Dubai: Only full-scale government-to-government cooperation can take on the menace of state-sponsored cyber attackers, according to tech experts at the recent Cyber Week in Tel Aviv.
“You cannot fight cyber aggression alone – (whether) at home, government, private sector, and worldwide,” said Gaby Protnoy, Director-General of Israel National Cyber Directorate (INCD).
A nation-state attack is a growing threat faced by organizations of all sizes, where the perpetrators’ primary objective is to gain a strategic advantage for their country by stealing secrets, gathering cyber intelligence, and conducting surveillance against another country. “To stop hackers and protect every citizen, we need everyone’s cooperation, we need to collaborate to win against online threats,” said Protnoy.
Cyber Week, an annual event hosted at Tel Aviv University in Israel, has become one of the top cybersecurity events in the world, drawing more than 9,000 attendees from more than 80 countries. “You need to have a budget for advanced tools and invest in people to use these tools efficiently,” said Erez Tidhar, Executive Director of Cyber Emergency Response Team – Israel (CERT-IL). “Every dollar you spend on cybersecurity, you save $80 when sophisticated hackers target you.”
Israel has attracted $8.8 billion into cybersecurity, or 41 per cent of total global investments in the sector in 2021. But more needs doing in terms of having the skills in-country. Israel is eyeing its 150,000-strong diaspora of hi-tech professionals and offering them incentives to return and close the immediate shortage of trained cybersecurity personnel.

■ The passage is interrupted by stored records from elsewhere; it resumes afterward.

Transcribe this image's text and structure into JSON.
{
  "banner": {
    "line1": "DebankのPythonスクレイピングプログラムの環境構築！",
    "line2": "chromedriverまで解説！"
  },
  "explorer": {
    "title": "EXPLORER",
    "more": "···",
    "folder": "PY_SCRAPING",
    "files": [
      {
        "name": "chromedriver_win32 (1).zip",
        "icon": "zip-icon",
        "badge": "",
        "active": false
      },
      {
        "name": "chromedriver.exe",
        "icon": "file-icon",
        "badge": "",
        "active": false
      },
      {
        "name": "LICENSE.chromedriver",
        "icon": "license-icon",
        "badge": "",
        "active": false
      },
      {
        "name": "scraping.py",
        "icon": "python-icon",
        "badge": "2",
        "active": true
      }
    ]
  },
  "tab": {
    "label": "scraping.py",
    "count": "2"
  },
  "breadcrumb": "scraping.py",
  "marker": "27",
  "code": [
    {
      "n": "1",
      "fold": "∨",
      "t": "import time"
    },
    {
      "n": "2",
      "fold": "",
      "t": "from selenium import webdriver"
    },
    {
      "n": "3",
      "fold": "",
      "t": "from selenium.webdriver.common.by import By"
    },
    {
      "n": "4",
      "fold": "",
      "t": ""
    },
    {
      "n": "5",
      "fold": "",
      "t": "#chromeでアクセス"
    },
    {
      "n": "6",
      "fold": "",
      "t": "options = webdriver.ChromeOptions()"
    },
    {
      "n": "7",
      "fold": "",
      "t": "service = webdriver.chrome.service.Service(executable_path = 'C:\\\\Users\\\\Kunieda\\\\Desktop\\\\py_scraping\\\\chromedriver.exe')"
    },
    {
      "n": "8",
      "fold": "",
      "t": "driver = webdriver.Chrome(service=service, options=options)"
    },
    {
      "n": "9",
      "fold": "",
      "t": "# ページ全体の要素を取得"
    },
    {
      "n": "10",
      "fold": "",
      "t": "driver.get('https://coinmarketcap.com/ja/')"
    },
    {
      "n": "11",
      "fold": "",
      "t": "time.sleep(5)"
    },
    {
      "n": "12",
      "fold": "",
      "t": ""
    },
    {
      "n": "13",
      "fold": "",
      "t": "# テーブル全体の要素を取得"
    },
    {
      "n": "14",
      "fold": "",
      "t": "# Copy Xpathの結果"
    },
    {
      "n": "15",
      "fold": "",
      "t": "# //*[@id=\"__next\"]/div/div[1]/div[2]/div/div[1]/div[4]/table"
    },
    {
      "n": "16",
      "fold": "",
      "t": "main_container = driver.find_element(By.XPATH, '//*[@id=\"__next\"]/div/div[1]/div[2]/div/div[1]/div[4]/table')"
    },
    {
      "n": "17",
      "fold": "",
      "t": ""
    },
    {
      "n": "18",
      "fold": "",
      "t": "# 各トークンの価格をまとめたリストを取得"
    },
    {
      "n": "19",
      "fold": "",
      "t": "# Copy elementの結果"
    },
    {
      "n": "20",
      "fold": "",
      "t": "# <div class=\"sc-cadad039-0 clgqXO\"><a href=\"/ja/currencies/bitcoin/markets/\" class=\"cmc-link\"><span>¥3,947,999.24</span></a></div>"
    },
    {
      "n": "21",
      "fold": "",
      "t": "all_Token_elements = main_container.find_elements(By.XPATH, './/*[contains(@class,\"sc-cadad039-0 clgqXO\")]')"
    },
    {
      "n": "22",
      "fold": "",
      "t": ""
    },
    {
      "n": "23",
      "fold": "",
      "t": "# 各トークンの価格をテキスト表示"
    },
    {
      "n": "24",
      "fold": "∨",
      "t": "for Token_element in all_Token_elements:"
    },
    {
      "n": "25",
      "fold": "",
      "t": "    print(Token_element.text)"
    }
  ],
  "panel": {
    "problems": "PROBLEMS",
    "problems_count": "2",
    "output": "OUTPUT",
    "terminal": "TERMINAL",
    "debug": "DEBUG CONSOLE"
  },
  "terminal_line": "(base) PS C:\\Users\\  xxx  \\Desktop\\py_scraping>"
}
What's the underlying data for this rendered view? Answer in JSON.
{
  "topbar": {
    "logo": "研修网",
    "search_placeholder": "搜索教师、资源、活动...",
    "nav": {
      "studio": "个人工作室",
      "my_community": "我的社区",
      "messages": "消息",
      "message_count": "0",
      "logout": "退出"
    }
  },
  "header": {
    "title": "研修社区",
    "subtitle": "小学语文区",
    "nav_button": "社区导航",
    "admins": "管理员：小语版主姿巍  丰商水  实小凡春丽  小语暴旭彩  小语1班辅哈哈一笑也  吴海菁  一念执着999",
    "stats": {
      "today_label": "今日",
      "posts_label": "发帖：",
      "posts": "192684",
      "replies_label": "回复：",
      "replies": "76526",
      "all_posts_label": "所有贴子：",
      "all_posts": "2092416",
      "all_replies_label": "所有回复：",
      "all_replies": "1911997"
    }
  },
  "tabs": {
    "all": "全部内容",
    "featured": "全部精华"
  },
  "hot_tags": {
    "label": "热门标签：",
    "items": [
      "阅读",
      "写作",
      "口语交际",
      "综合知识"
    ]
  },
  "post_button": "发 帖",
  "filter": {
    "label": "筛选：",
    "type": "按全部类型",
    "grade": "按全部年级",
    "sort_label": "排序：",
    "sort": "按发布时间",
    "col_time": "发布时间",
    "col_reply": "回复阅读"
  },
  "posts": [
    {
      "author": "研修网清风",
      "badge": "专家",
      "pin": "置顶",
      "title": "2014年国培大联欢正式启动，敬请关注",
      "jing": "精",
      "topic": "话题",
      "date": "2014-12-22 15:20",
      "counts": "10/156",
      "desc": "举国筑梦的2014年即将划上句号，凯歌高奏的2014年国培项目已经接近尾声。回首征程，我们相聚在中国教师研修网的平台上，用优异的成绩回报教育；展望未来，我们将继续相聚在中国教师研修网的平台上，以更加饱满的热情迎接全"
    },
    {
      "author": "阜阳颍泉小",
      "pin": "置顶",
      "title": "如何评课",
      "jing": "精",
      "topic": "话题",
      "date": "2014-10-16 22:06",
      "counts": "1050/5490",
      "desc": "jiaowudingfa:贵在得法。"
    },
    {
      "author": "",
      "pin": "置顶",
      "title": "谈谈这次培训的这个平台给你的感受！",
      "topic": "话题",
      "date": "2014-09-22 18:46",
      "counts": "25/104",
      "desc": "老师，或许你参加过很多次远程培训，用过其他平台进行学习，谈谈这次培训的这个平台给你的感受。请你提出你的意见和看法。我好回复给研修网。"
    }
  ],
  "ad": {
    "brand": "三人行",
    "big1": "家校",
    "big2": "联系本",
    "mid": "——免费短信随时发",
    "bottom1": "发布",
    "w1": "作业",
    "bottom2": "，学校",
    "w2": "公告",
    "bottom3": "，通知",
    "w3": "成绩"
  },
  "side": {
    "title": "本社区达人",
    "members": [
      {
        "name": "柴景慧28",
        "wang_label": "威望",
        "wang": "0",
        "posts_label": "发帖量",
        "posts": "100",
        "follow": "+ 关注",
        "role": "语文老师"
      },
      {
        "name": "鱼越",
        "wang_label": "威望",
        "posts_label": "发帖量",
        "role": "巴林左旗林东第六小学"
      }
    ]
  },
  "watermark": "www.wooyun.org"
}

Another talent pool are tech professionals from areas outside of Tel Aviv like Haifa and Beersheba. The desert town of Beersheba, incidentally, is already host to a new cyber tech hub. “For years the north and south were underserved and it’s just an ineffective policy of Israel ,” said Bennett.
The Israeli defence minister Benny Gantz addressed the Cyber Week event “Our top mission in the defence establishment is to foster this community, to train our personnel and to keep them with us. We are constantly assessing force build up in terms of human resources, training and missions.”